Mr. Abdelhaq Sari, spokesperson for the Opposition party for public security, and Mr. Philippe Thermidor, borough councillor in the Ovide-Clermont district, presented solutions this morning to remedy cybercrime, cyberbullying and cyberstalking. Accompanied by Mr. Pierre Johnley, president and founder of the NSK organization, the elected officials of Ensemble Montréal are asking that a “Web patrol” made up of several social and community workers be put in place by the end of the year by the Service de police de la Ville de Montréal (SPVM). This would allow for better monitoring of social networks, which are increasingly used as a catalyst by radical and criminal groups.
“Many disputes start online and then move to the streets. That requires constant awareness and prevention. This is the least the administration can do to help young people, their parents, their entourage and the authorities,” explained Mr. Thermidor at a press conference at Montreal City Hall.

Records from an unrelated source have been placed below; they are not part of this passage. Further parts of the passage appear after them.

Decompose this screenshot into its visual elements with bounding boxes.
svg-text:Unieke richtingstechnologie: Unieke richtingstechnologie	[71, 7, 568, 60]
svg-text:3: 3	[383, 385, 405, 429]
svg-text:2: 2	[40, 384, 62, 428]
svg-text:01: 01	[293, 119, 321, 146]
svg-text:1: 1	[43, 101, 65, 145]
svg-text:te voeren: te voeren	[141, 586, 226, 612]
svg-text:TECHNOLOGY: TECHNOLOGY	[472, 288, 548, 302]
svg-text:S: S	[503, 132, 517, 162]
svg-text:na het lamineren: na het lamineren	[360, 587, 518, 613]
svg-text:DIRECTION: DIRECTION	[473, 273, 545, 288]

Data from the SPVM show that files related to cybercrime have jumped from 20% to 30% in the last five years and that 98% of criminal files handled by the cyber investigation module now involve the use of Facebook, Instagram, Snapchat and YouTube.

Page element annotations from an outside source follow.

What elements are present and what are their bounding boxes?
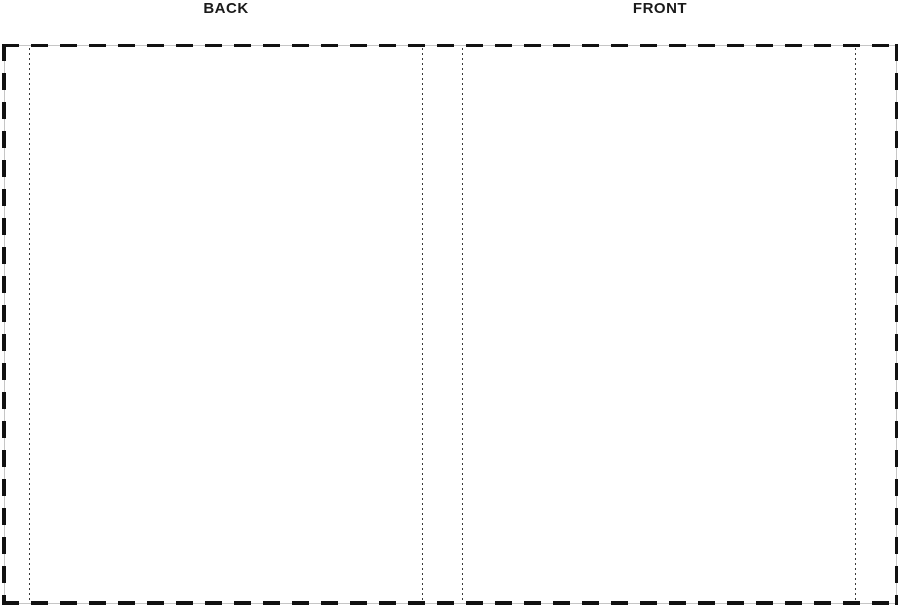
back-panel-label: BACK — [203, 0, 248, 18]
cut-line-top — [2, 44, 898, 47]
cut-line-bottom — [2, 601, 898, 605]
fold-line-back-spine — [422, 48, 423, 601]
fold-line-right-flap — [855, 48, 856, 601]
cut-line-right — [895, 44, 898, 605]
print-template-canvas: BACK FRONT — [0, 0, 900, 612]
front-panel-area — [463, 48, 855, 601]
cut-line-left — [2, 44, 6, 605]
front-panel-label: FRONT — [633, 0, 687, 18]
back-panel-area — [30, 48, 422, 601]
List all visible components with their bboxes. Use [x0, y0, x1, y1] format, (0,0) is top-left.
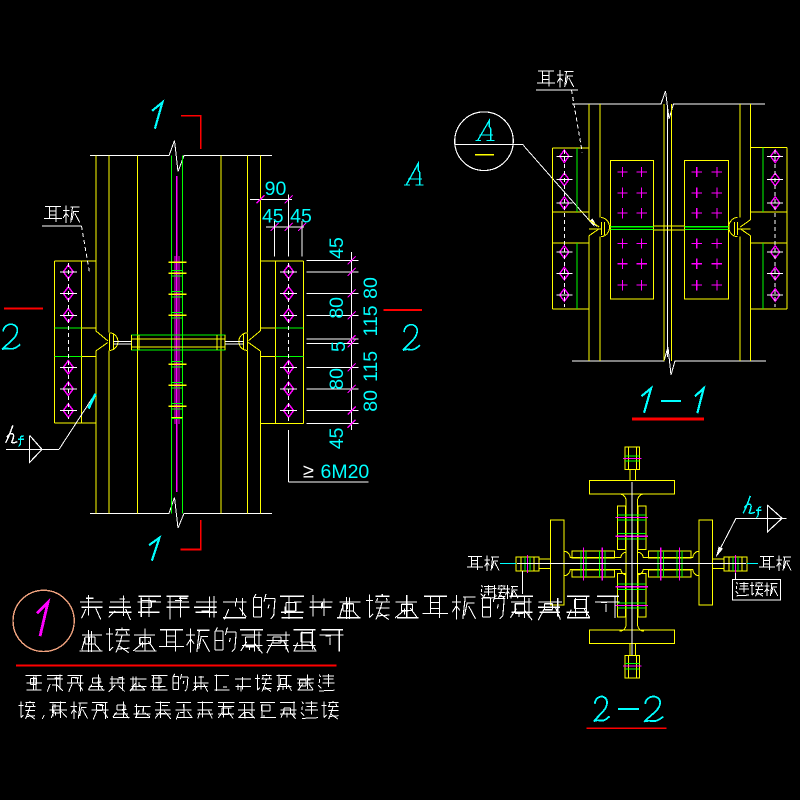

Faced with this problem, the Official Opposition also urges the City of Montreal and the SPVM to develop new spaces for safe expression in collaboration with their partners, while also promoting the prevention tools that exist via applications commonly used by young people. A chat platform, for example, could be set up to make it easier for victims of cybercrime, cyberharassment and cyberbullying to speak out.
“These measures would be complementary to the hotline dedicated specifically to Montrealers affected by youth violence that we have proposed and adopted at the council. We would be able to cover all angles, both preventive and coercive. Let’s not wait for a second Forum to take action,” added Sari.
To make these resources known to as many people as possible, an awareness campaign is being requested in all municipal spaces. This could culminate at the beginning or end of the school year with an awareness week on “the proper use of social media”.
“Many young people believe they are not capable of achieving their dreams, that they are not good enough. Online violence can be a part of that, and that’s why we need to make them aware of what’s being said and done online. We have to make sure that they don’t internalize this violence,” said Pierre Johnley, president and founder of the NSK youth organization.
A motion to this effect will be tabled to City Council on August 22.